I was the first year of girls to get vaccinated in the UK. However, we decided that I wouldn't get the injection. At the time (not that long ago!) there was very little information about it, but it seemed like there could have been some bad side effects (even blood clotting). Also, apparently, it would only be effective for 6 years (when I would have been 18). I just agreed with my mum that I wouldn't have sex before 18! I realise that it was supposed to protect against cancers, but if it was only going to last for 6 years and might have had some very bad effects (some girls in America had died of it at the time it was introduced in UK), then it wasn't worth the risk.

Don't want to be that person who comes in trying to make it sound scary or negative, and I'm sure information has increased since I could have had the vaccine, but I didn't consider it worthwhile. Xx

johnd2 Sun 10-May-20 10:31:08

I just had a very quick Google and found all this detailed information, they even have a section on transgender so they certainly don't just aim at girls

According to it, the vaccination now lasts at least 10 years, but experts expect it to last much longer.

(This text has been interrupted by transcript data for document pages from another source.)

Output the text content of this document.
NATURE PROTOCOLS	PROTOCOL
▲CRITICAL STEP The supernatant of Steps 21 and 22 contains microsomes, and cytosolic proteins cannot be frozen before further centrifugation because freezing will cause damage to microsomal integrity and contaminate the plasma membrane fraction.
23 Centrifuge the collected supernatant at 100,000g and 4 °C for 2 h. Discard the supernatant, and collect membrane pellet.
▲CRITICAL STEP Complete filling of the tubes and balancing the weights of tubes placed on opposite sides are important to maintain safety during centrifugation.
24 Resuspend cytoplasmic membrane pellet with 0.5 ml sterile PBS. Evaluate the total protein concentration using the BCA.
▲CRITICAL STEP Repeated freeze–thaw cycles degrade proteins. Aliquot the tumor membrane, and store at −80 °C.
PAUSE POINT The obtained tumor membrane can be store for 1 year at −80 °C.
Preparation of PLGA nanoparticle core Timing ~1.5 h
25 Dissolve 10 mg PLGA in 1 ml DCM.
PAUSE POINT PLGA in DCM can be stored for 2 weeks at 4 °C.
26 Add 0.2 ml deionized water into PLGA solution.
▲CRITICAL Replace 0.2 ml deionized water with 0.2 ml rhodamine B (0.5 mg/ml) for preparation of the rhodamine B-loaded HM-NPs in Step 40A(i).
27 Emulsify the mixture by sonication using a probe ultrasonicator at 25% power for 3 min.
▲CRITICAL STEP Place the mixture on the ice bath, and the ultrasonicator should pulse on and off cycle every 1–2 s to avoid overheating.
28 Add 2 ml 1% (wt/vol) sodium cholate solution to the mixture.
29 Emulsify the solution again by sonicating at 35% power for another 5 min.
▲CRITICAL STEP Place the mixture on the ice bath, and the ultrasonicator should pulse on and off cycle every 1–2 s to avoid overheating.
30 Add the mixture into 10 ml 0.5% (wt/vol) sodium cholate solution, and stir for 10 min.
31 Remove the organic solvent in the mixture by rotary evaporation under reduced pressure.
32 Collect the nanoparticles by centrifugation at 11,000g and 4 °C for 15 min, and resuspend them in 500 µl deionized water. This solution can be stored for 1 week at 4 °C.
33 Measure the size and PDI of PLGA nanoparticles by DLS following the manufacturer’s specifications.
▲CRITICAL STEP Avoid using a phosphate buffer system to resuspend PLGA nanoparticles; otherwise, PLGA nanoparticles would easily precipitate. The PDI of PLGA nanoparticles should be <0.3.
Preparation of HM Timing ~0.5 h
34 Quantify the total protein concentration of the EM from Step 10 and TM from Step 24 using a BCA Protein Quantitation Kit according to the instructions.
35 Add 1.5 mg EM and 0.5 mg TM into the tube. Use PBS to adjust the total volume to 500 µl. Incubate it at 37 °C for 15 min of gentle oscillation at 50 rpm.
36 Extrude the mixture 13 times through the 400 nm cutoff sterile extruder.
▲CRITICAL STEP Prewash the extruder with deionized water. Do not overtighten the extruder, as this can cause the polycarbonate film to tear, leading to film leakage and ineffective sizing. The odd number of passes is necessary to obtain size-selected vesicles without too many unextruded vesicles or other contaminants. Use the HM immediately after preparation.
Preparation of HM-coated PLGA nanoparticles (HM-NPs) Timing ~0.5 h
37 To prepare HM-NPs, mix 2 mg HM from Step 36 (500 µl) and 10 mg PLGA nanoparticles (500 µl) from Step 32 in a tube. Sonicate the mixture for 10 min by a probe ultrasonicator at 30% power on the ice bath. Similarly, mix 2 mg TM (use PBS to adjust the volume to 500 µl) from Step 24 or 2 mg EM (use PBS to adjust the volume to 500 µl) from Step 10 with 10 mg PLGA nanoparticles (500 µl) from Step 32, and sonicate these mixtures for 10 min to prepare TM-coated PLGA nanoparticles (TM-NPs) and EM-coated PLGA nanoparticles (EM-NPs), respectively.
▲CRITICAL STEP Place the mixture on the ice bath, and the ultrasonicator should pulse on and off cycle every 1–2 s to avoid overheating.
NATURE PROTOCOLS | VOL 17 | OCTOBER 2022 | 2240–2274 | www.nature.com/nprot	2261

Just in a non scientific point, the NHS does not spend on vaccinations or other treatment unless there is very good quality evidence that it is safe, effective, and the benefits outweigh the risks and costs. This is across the whole of society rather than individually.
You are absolutely right to become informed so that you know if you are in a group that would either benefit more or less than the assumption. But i would strongly recommend challenging your reasoning if it's something that would apply to a large number of people.
So if you have a rare blood clotting disorder that raises the risk of complications that might be a reason against it. But if you feel it's less useful for boys because fewer cancers are caused by it, or he's too young to have sex, that reasoning would apply to huge numbers of people and will have already been taking into account.
Good luck! I hate injections too so i have to be very rational about them!sad

Pipandmum Sun 10-May-20 10:47:54

HPV is not just the leading cause of cervical cancer in women but is the leading cause of penile and throat cancer in men, and anal cancer in both. It can be passed by vaginal, anal or oral sex with an infected person or by kissing if they have bleeding gums or mouth sores. While many kids say they will not have sex until a certain age, many do not consider that to include oral sex. Plus the protection now lasts much longer (also shots are repeated now).
After research I paid for my son to have two injections (it's two if under 14, three if older). I can't see a downside - three of my extended family have died from throat cancer and I know three women who have had cervical cancer (one died). There are always risks with any medical procedure but the benefits far far far outweigh the risks with HPV vaccinations unless your child has a particular underlying condition.
I think it's the sex connection that puts people off. But if you were told you could have a vaccination that would prevent you from having a heart attack, would you hesitate?